The anti-testing drive comes after AFT’s on-line petition against the practice gained more than 10,000 signatures, many from parents, in just two weeks in July.
“Parents and teachers agree it’s time to put teaching ahead of testing so we can provide all children the rich, meaningful public education they deserve,” AFT President Randi Weingarten said. “The balance is way off — and as a result, test-driven education policies continue to force educators to sacrifice the time they need to help students learn to critically analyze content and, instead, focus on teaching to the test.
“We are depriving our children of the learning experiences they need in order to succeed in a 21st -century knowledge economy,” she added.

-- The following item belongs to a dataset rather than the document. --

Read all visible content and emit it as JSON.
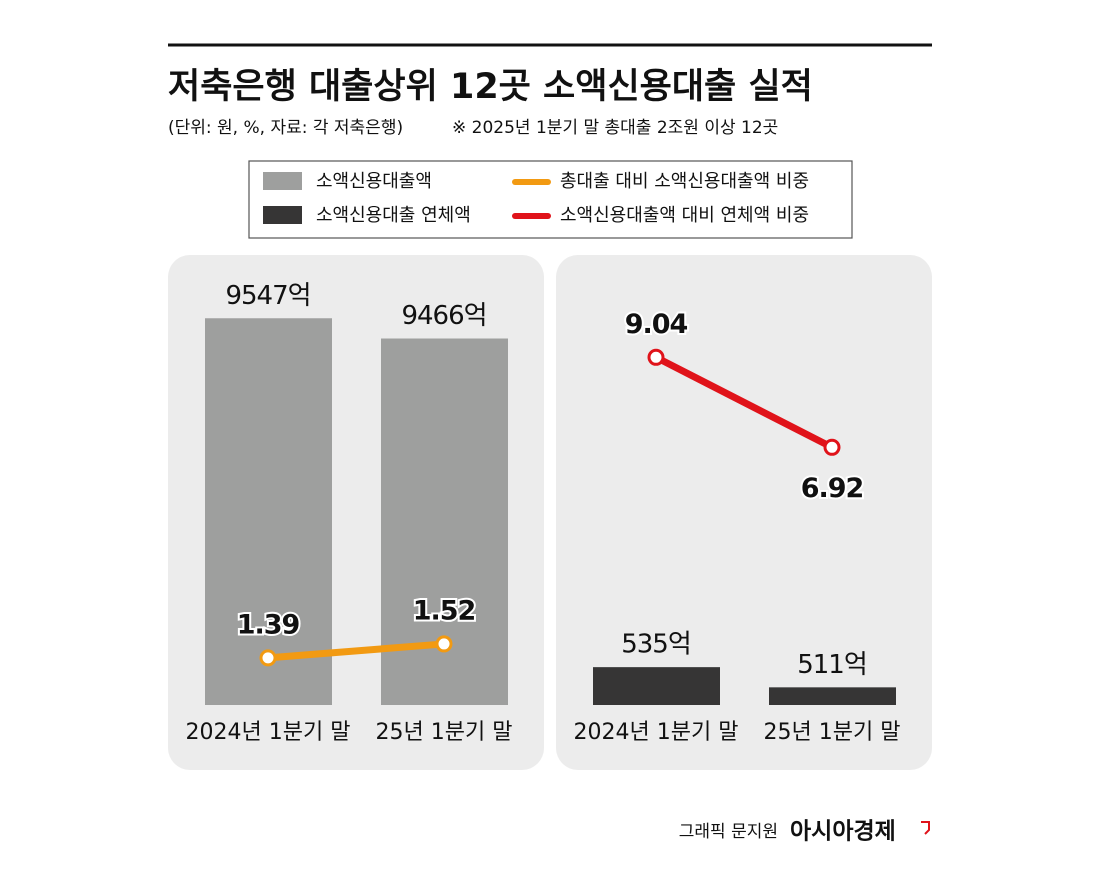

The 1.5-million-member union’s Executive Council approved the campaign to kill “teach to the test” in May. Both the AFT and the three-million-member National Education Association, the nation’s other teachers union, strongly oppose over-reliance on testing as the sole measure of student progress – and school quality – under the 2001 No Child Left Behind law.
That law, pushed through Congress with Democratic cooperation by former GOP President George W. Bush, set enormously high standards for test passage rates for public schools – without the money to help teachers help kids achieve those results.
The unions have long maintained that NCLB was deliberately designed by Bush and other right-wingers to have public schools fail, so that taxpayer dollars could be yanked from them – and their teachers — and given to private, usually religious, schools.
“I’m proud my 7th-graders read over 1,200 books this past school year,” one signer, teacher Don Carlisto of Saranac Lake, N.Y., told the AFT. “But we are sacrificing time that could be spent on learning and promoting reading to focus on tests that too often are unreliable indicators of student performance, of poor quality, and full of errors.”
At its convention, in early July in D.C., the NEA also opposed the high-stakes tests. It wants administrators, politicians, and test developers to improve “public school accountability systems…based on fair testing standards promulgated by experts.” States and school districts, NEA adds, should “develop systems” to evaluate schools and students “based on multiple forms of evidence of student learning that do not require extensive standardized testing (and) are used to support all students and improve schools, and not for purposes for which they have not been validated.”